Circulating extracellular vesicles (EVs) play central physiological and pathophysiological roles in intercellular communication. Biomarker studies addressing common disorders such as cancer or cardiovascular diseases often focus on microRNAs (miRNAs) found in EVs. Depending on the type of disease and clinic routine, patient specimens may be either sampled from arterial or venous sites, which makes comparisons between studies difficult. Thus, it is essential to test whether circulating cell-free miRNA profiles depend on the respective sampling site. In this study, we assessed potential differences in arterial and venous miRNA profiles in a cohort of 20 patients scheduled for cardiac surgery. Prior to surgery, blood was simultaneously sampled from the radial artery and from the internal jugular vein, and crude EVs were precipitated from both sera.
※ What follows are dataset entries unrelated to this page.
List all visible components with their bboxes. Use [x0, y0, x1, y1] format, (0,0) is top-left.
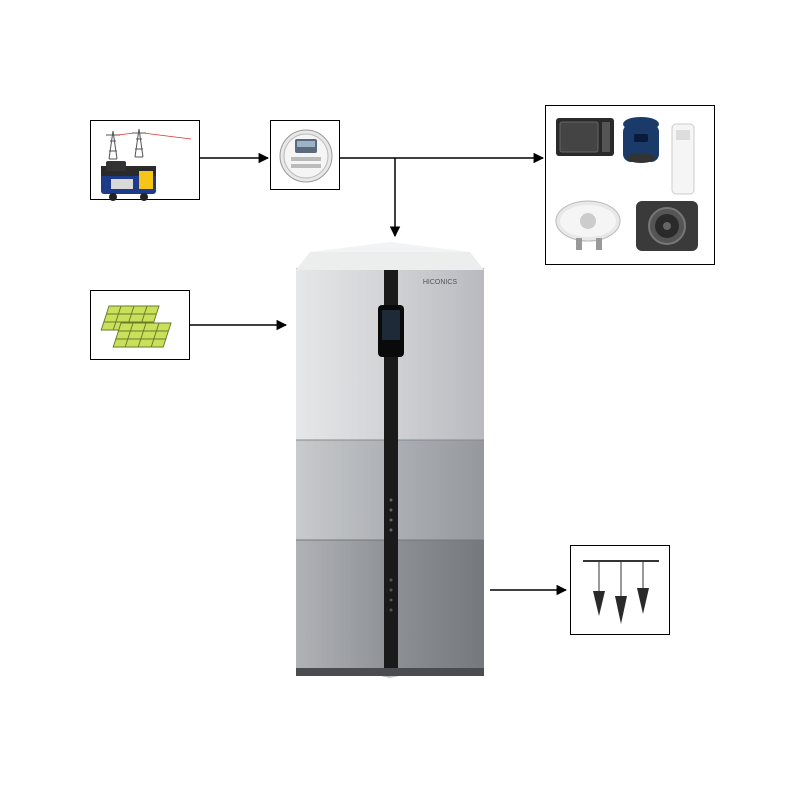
- brand-label: HICONICS: [423, 279, 458, 286]
- ac-unit-icon: [672, 124, 694, 194]
- node-solar: [90, 290, 190, 360]
- washer-icon: [636, 201, 698, 251]
- pendant-lights-icon: [571, 546, 671, 636]
- transmission-towers-icon: [91, 121, 201, 201]
- solar-panels-icon: [91, 291, 191, 361]
- node-meter: [270, 120, 340, 190]
- node-storage-unit: HICONICS: [290, 240, 490, 680]
- node-appliances: [545, 105, 715, 265]
- node-grid-generator: [90, 120, 200, 200]
- electric-meter-icon: [271, 121, 341, 191]
- node-lighting: [570, 545, 670, 635]
- air-fryer-icon: [623, 117, 659, 163]
- water-heater-icon: [556, 201, 620, 250]
- appliances-icon: [546, 106, 716, 266]
- generator-icon: [101, 161, 156, 201]
- microwave-icon: [556, 118, 614, 156]
- energy-storage-icon: HICONICS: [290, 240, 490, 680]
We then performed expression profiling by small RNA sequencing (RNA-Seq) and compared arterial and venous miRNA profiles. Using stringent filtering criteria for differential expression analysis, no significantly regulated transcripts were observed. Filtering with less stringent criteria, we detected four miRNAs slightly upregulated in arterial samples, one of which could be validated by reverse transcription real-time PCR. The applicability of these findings generated in crude EVs to purified EVs was subsequently tested in a subset of the initial study population. EVs were enriched from arterial and venous sera by precipitation and further purified using size-exclusion chromatography prior to small RNA-Seq. While the additional clean-up step reduced overall miRNA yield compared to crude EV samples, no transcripts with differential arteriovenous expression were detected. Particle characterization of crude preparations as well as characterization of EV markers in purified EVs resulted in highly similar characteristics for arterial and venous samples. Arterial vs. venous blood sampling should therefore not represent a likely confounder when studying differentially expressed circulating miRNAs and results from studies using arterial or venous sampling sites are probably comparable. The use of either arterial or venous serum EV samples should result in highly similar data on miRNA expression profiles for the majority of biomarker studies.